The famous 81-year old Pak Tea House, situated near Lahore’s Anarkali Bazaar, finally re-opened on Friday; some eight-and-a-half months after the Lahore High Court had vacated a stay order granted earlier to bar the Punjab government from reviving this historic place. On June 19, 2012, a bench comprising Justice Ijaz Ahmad and Justice Mamoon Rasheed Sheikh had

 

spelt out this verdict while dismissing an intra court appeal filed against the February 16, 2012 order of the sitting Lahore High Court Chief Justice, Umar Ata Bandial, who had dismissed petitioner Zahid Hussain’s intra court appeal.

 

Justice Umar Ata Bandial had observed in his February 16, 2012 order that the Pak Tea House could not be closed as it had regularly been visited by authors, writers, intellectuals, classical ghazal maestros and poets of yore for decades, and hence had a lot of history attached to it.

 

Zahid Hussain, the petitioner, had prayed before the court to bar the Punjab government from reopening Pak Tea House at the property that was leased to his father in 1947 at Lahore’s famous Mall Road.

 

Earlier on February 2, 2012, on orders of the Lahore Commissioner, the City District Government had forcibly got vacated this cafe, which was illegally turned into a cloth storage facility and had placed it under the control of the Young Men’s Christian Association (YMCA), where the meetings of Halqa-i-Arbab-e-Zouq were held from 1960 to the early 1970s.

 

Before Partition, Pak Tea House was known as India Tea House and a Sikh family used to run it.
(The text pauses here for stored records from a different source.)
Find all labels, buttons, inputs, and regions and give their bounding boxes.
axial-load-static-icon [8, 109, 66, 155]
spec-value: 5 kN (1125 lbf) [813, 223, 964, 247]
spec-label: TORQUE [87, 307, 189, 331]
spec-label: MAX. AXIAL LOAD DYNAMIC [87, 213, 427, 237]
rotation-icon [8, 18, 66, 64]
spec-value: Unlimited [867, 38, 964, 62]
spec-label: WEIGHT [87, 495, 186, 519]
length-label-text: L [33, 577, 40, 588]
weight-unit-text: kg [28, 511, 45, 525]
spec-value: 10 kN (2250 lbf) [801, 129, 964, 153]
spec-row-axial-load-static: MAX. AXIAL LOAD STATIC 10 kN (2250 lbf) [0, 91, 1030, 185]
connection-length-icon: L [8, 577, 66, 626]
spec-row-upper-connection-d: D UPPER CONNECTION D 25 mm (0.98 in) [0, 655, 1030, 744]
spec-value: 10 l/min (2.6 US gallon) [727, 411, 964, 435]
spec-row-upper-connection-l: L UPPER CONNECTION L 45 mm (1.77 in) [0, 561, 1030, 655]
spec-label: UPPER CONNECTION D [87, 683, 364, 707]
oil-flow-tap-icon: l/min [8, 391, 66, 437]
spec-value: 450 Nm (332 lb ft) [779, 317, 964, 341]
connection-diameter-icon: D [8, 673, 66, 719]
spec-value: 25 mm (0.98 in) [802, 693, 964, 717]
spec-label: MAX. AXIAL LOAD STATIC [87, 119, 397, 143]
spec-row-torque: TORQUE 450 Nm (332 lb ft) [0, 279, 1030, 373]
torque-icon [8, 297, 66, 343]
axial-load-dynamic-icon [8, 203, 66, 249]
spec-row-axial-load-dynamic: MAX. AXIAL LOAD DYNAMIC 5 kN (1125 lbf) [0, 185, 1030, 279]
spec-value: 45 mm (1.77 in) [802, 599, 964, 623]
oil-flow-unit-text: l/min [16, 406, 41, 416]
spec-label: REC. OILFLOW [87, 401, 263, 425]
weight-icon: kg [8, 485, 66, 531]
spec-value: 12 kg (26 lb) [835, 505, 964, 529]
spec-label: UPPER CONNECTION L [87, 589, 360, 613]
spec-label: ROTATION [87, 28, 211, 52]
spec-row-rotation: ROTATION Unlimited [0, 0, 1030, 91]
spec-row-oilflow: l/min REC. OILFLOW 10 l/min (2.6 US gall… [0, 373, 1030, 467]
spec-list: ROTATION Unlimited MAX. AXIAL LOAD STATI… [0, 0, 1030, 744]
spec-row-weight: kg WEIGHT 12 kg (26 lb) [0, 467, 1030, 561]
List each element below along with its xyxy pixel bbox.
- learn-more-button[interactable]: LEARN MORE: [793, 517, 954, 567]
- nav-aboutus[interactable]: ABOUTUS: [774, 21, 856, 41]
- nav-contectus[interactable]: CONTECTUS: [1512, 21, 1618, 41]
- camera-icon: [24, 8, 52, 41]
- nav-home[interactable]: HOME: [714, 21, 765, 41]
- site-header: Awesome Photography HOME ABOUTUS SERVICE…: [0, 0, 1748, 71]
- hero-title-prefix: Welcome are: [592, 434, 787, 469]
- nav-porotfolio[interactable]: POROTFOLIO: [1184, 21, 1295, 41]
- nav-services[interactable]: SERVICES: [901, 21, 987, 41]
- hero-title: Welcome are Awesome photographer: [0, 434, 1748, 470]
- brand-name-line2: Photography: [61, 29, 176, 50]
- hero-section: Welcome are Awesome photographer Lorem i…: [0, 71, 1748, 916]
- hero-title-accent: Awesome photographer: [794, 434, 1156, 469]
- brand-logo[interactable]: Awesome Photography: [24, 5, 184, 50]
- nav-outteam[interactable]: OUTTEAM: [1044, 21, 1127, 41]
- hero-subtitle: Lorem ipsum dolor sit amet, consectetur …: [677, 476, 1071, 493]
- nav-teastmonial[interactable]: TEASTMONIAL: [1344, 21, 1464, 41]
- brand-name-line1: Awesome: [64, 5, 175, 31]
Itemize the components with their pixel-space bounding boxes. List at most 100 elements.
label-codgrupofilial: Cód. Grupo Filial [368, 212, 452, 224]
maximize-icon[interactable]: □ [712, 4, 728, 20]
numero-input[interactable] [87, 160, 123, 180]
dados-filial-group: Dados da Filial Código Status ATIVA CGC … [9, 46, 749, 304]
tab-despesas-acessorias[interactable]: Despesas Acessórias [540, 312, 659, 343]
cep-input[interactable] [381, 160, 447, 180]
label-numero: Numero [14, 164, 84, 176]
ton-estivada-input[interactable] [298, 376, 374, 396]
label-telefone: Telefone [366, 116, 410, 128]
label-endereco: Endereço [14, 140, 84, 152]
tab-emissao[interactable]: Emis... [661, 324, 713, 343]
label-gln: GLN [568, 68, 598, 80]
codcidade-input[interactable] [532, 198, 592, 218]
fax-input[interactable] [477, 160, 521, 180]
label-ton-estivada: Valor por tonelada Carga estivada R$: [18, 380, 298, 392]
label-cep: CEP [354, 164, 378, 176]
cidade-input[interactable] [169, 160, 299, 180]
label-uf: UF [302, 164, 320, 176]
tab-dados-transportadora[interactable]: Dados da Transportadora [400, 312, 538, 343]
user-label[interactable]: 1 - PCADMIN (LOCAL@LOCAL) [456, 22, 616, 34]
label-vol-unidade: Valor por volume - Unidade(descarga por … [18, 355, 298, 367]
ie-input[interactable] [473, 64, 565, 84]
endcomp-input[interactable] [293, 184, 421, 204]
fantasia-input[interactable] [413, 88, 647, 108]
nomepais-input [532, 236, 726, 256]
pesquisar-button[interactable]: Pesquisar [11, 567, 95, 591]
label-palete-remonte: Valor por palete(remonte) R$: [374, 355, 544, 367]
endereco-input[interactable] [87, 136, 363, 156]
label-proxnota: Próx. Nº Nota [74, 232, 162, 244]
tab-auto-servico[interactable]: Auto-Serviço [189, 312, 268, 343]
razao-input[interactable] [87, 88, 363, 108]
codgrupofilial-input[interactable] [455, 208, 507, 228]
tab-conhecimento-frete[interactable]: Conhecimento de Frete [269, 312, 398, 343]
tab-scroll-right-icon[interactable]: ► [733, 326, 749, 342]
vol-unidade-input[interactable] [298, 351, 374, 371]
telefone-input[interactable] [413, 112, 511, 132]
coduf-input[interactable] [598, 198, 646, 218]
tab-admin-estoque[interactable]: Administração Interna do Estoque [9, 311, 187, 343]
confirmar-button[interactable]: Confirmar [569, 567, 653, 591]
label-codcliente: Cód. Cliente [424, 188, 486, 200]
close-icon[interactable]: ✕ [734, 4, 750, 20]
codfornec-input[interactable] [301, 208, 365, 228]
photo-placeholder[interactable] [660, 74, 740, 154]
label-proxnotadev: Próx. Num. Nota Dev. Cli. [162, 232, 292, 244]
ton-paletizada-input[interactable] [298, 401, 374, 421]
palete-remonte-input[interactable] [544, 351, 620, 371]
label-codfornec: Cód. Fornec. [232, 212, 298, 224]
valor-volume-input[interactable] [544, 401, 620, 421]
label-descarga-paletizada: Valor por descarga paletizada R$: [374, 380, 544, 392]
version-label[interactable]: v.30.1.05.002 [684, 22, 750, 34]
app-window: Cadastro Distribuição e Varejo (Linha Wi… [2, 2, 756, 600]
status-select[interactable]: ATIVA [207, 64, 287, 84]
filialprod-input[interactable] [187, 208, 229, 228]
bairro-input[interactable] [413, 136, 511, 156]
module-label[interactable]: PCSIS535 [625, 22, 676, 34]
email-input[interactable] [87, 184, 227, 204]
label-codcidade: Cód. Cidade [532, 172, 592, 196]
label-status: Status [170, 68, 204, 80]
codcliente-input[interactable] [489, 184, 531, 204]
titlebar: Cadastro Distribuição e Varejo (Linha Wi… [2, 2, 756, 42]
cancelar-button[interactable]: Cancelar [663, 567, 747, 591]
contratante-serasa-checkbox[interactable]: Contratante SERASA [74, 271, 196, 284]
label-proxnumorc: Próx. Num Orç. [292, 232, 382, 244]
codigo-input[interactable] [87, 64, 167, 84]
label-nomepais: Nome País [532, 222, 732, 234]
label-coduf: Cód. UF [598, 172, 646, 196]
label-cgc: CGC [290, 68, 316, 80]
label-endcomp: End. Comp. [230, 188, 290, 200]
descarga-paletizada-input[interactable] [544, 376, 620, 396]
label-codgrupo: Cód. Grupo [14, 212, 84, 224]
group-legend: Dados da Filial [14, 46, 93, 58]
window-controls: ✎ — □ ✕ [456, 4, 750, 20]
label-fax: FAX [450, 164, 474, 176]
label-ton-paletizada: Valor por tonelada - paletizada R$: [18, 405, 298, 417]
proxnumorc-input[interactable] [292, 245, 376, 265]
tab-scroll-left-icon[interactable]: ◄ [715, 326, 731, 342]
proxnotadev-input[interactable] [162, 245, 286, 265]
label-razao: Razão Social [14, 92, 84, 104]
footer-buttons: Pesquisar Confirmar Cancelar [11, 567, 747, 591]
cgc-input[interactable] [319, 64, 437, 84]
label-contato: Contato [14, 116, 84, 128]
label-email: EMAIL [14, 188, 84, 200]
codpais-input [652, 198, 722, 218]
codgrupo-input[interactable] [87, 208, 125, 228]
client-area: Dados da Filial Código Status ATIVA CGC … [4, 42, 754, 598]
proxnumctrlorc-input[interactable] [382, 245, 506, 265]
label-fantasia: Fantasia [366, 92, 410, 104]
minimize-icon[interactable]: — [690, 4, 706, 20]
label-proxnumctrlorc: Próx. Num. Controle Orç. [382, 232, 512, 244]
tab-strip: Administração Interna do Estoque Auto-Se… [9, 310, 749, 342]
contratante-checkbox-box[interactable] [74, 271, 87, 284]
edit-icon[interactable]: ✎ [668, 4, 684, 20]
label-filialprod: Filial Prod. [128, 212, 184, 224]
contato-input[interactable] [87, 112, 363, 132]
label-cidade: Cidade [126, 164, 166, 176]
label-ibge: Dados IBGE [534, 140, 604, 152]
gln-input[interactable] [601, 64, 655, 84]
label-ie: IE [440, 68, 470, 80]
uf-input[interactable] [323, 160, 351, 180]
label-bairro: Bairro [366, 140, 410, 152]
After Partition, one Siraj-ud-Din had rented it from the YMCA administration and had renamed it Pak Tea House.

 

A Punjab government official told “The News International” that Zahid Hussain had actually handed over/rented out the possession of this cafe to Khalid, the owner of Messrs Bashir Sons—a clothing store at The Mall.

 

The petitioner had claimed that since this property was subsequently transferred in his name to after his father’s demise, therefore, it was illegal to deprive him of its possession.

 

As historic accounts suggest, the Pak Tea House had remained a favourite sitting place of some of the most celebrated intellectuals of the sub-continent for many decades since 1932.

 

Among the literary personalities who used to visit the Pak Tea House on daily basis since the pre-partition British India times, the names of the likes of Saadat Hassan Manto, Josh Malihabadi, Sahir Ludhianvi, Amrita Pritam, Munshi Premchand, Majrooh Sultanpuri, Dr M. D. Taseer, Faiz Ahmed Faiz, Krishan Chander, Ismat Chughtai, Ibn-e-Insha, Ahmed Nadeem Qasmi, the legendary Ahmed Faraz, the revolutionary Habib Jalib, Kaifi Azmi, Nasir Kazmi, Muneer Niazi, Ustad Asmabnart Ali Khan, Kamal Ahmed Rizvi, Intezar Hussain, Rajinder Singh Bedi and Firaq Gorakhpuri etc readily come to mind.

 

Most of these men and women were members of the All India Writers’ Association, the “Progressive Writers’ Movement, the Indian Progressive Writers’ Association and the All Pakistan Progressive Writers Association.

 

While the All India Writers’ Association was set up in the city of Lucknow on April 10, 1936, the powerful literary movement called the “Progressive Writers’ Movement” was set up in Kolkata in July 1936, just a year after the Indian Progressive Writers’ Association was founded in London in 1935.

 

Meanwhile, the All Pakistan Progressive Writers Association was set up in Pakistan in December 1947.